Adherence is the real focus of the debate

 

In response, Professor Pierre-Michel Llorca, France, suggested that while long-term success may indeed be gained through selection of an effective antipsychotic early in treatment, in reality, schizophrenia is a chronic condition and long-term use of antipsychotics is plagued by poor adherence. Lack of adherence is driven by many factors not least lack of efficacy and presence of adverse events. Of course, this limits long-term treatment outcomes as the patient will experience less symptomatic and, importantly, functional improvement and a greater likelihood of admission to hospital than if they took their prescribed medication regularly.

Professor Llora argued that antipsychotic selection in the long-term should be based on finding a therapy that will optimize adherence. Sort adherence and clinical and functional improvement will follow.

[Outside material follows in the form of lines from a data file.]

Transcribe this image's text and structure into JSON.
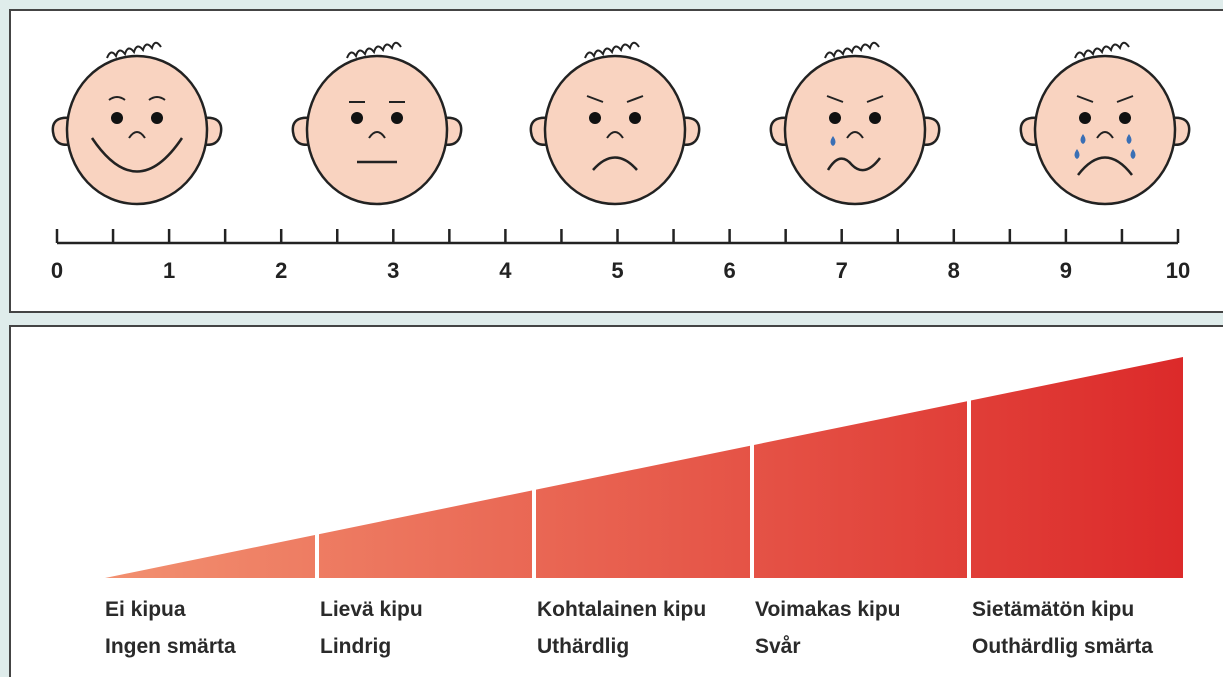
{
  "scale": {
    "ticks": [
      0,
      1,
      2,
      3,
      4,
      5,
      6,
      7,
      8,
      9,
      10
    ]
  },
  "levels": [
    {
      "fi": "Ei kipua",
      "sv": "Ingen smärta"
    },
    {
      "fi": "Lievä kipu",
      "sv": "Lindrig"
    },
    {
      "fi": "Kohtalainen kipu",
      "sv": "Uthärdlig"
    },
    {
      "fi": "Voimakas kipu",
      "sv": "Svår"
    },
    {
      "fi": "Sietämätön kipu",
      "sv": "Outhärdlig smärta"
    }
  ]
}
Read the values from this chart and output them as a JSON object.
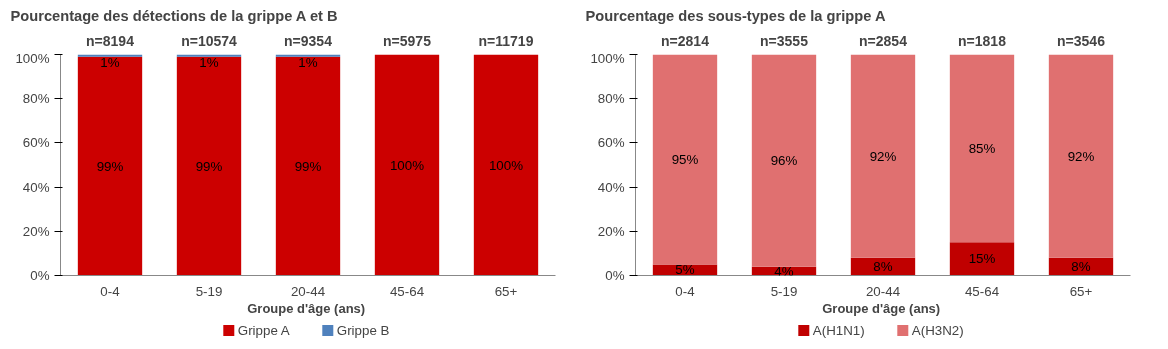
{
  "chart_data": [
    {
      "type": "bar",
      "stacked": true,
      "title": "Pourcentage  des détections  de la grippe  A et B",
      "xlabel": "Groupe d'âge  (ans)",
      "categories": [
        "0-4",
        "5-19",
        "20-44",
        "45-64",
        "65+"
      ],
      "ylim": [
        0,
        100
      ],
      "yticks": [
        {
          "value": 0,
          "label": "0%"
        },
        {
          "value": 20,
          "label": "20%"
        },
        {
          "value": 40,
          "label": "40%"
        },
        {
          "value": 60,
          "label": "60%"
        },
        {
          "value": 80,
          "label": "80%"
        },
        {
          "value": 100,
          "label": "100%"
        }
      ],
      "grid": false,
      "legend": "bottom",
      "annotations": [
        {
          "text": "n=8194",
          "x": "0-4",
          "y": 100
        },
        {
          "text": "n=10574",
          "x": "5-19",
          "y": 100
        },
        {
          "text": "n=9354",
          "x": "20-44",
          "y": 100
        },
        {
          "text": "n=5975",
          "x": "45-64",
          "y": 100
        },
        {
          "text": "n=11719",
          "x": "65+",
          "y": 100
        }
      ],
      "series": [
        {
          "name": "Grippe A",
          "color": "#cc0000",
          "values": [
            99,
            99,
            99,
            100,
            100
          ],
          "value_labels": [
            "99%",
            "99%",
            "99%",
            "100%",
            "100%"
          ]
        },
        {
          "name": "Grippe B",
          "color": "#4f81bd",
          "values": [
            1,
            1,
            1,
            0,
            0
          ],
          "value_labels": [
            "1%",
            "1%",
            "1%",
            null,
            null
          ]
        }
      ]
    },
    {
      "type": "bar",
      "stacked": true,
      "title": "Pourcentage  des sous-types  de la grippe  A",
      "xlabel": "Groupe d'âge  (ans)",
      "categories": [
        "0-4",
        "5-19",
        "20-44",
        "45-64",
        "65+"
      ],
      "ylim": [
        0,
        100
      ],
      "yticks": [
        {
          "value": 0,
          "label": "0%"
        },
        {
          "value": 20,
          "label": "20%"
        },
        {
          "value": 40,
          "label": "40%"
        },
        {
          "value": 60,
          "label": "60%"
        },
        {
          "value": 80,
          "label": "80%"
        },
        {
          "value": 100,
          "label": "100%"
        }
      ],
      "grid": false,
      "legend": "bottom",
      "annotations": [
        {
          "text": "n=2814",
          "x": "0-4",
          "y": 100
        },
        {
          "text": "n=3555",
          "x": "5-19",
          "y": 100
        },
        {
          "text": "n=2854",
          "x": "20-44",
          "y": 100
        },
        {
          "text": "n=1818",
          "x": "45-64",
          "y": 100
        },
        {
          "text": "n=3546",
          "x": "65+",
          "y": 100
        }
      ],
      "series": [
        {
          "name": "A(H1N1)",
          "color": "#c00000",
          "values": [
            5,
            4,
            8,
            15,
            8
          ],
          "value_labels": [
            "5%",
            "4%",
            "8%",
            "15%",
            "8%"
          ]
        },
        {
          "name": "A(H3N2)",
          "color": "#e07070",
          "values": [
            95,
            96,
            92,
            85,
            92
          ],
          "value_labels": [
            "95%",
            "96%",
            "92%",
            "85%",
            "92%"
          ]
        }
      ]
    }
  ]
}
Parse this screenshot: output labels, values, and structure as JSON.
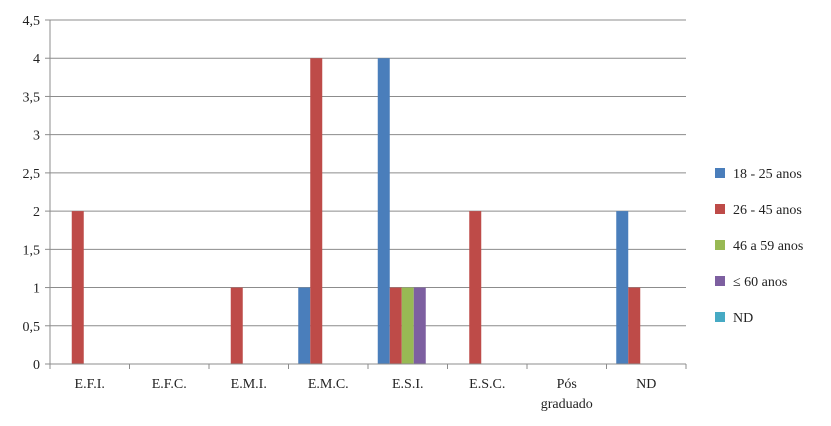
{
  "chart_data": {
    "type": "bar",
    "categories": [
      "E.F.I.",
      "E.F.C.",
      "E.M.I.",
      "E.M.C.",
      "E.S.I.",
      "E.S.C.",
      "Pós graduado",
      "ND"
    ],
    "series": [
      {
        "name": "18 - 25 anos",
        "color": "#4a7ebb",
        "values": [
          0,
          0,
          0,
          1,
          4,
          0,
          0,
          2
        ]
      },
      {
        "name": "26 - 45 anos",
        "color": "#be4b48",
        "values": [
          2,
          0,
          1,
          4,
          1,
          2,
          0,
          1
        ]
      },
      {
        "name": "46 a 59 anos",
        "color": "#98b954",
        "values": [
          0,
          0,
          0,
          0,
          1,
          0,
          0,
          0
        ]
      },
      {
        "name": "≤ 60 anos",
        "color": "#7d5fa0",
        "values": [
          0,
          0,
          0,
          0,
          1,
          0,
          0,
          0
        ]
      },
      {
        "name": "ND",
        "color": "#46aac4",
        "values": [
          0,
          0,
          0,
          0,
          0,
          0,
          0,
          0
        ]
      }
    ],
    "ylim": [
      0,
      4.5
    ],
    "yticks": [
      "0",
      "0,5",
      "1",
      "1,5",
      "2",
      "2,5",
      "3",
      "3,5",
      "4",
      "4,5"
    ],
    "grid": true,
    "legend_position": "right",
    "title": "",
    "xlabel": "",
    "ylabel": ""
  }
}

In effect, as a questioner from the audience suggested, both debaters were making the same argument. Select an effective therapy with few adverse effects and this will not only address the acute stages of the disease but will also facilitate its chronic management.

Select an effective therapy with few adverse effects and this will not only address the acute stages of the disease but will also facilitate its chronic management

 

Symptom control or improved functioning – what’s your priority?

 

Arguing that symptom control should be the priority, Professor W. Wolfgang Fleischhacker kicked-off the second debate of the afternoon. He argued that symptom control, particularly early in the psychotic episode, reduces harm (both self-harm and potential harm to others) and helps relieve the distress the patient is experiencing while simultaneously building the patient’s trust and buy-in to their treatment plan.

Choice of medication is based on the needed to effectively control acute clinical symptoms and behavioural symptoms. Previous responses, if any, to antipsychotic therapy also aid medication selection. However, patients need to adhere to therapy as it has been shown that the longer the duration of untreated psychosis, the poorer the long-term outcomes.

Professor Fleischhacker explained that different antipsychotics have different adverse event profiles and the influence these might have on adherence to therapy. Thus, choice of an antipsychotic that suits the patient and that optimizes likely adherence is crucial. Prioritizing acute symptom control could ultimately pave the way for functional improvements long-term.

Personal and social functioning can be improved in the acute setting and relapses prevented in the long-term through the appropriate selection of a suitable atypical antipsychotic agent

 

No debate – consensus on the importance of adherence

 

In his response, Dr Ofer Agrid, Canada, acknowledged that quality of life in addition to personal and social functioning can be improved in the acute setting and relapses prevented in the long-term through the appropriate selection of a suitable atypical antipsychotic agent.

Again, the key was ensuring treatment adherence to therapy through the selection of effective agents that permitted a high level of functioning with few side-effects. 

To conclude, this was a session not of debating conflict but of consensual agreement. Effective short-term and long-term management strategies ultimately rely on patient adherence to therapy. And adherence to therapy is driven by patients’ awareness both of effective symptom control in the short-term and improved functioning in the long-term.

Our correspondent’s highlights from the symposium are meant as a fair representation of the scientific content presented. The views and opinions expressed on this page do not necessarily reflect those of Lundbeck.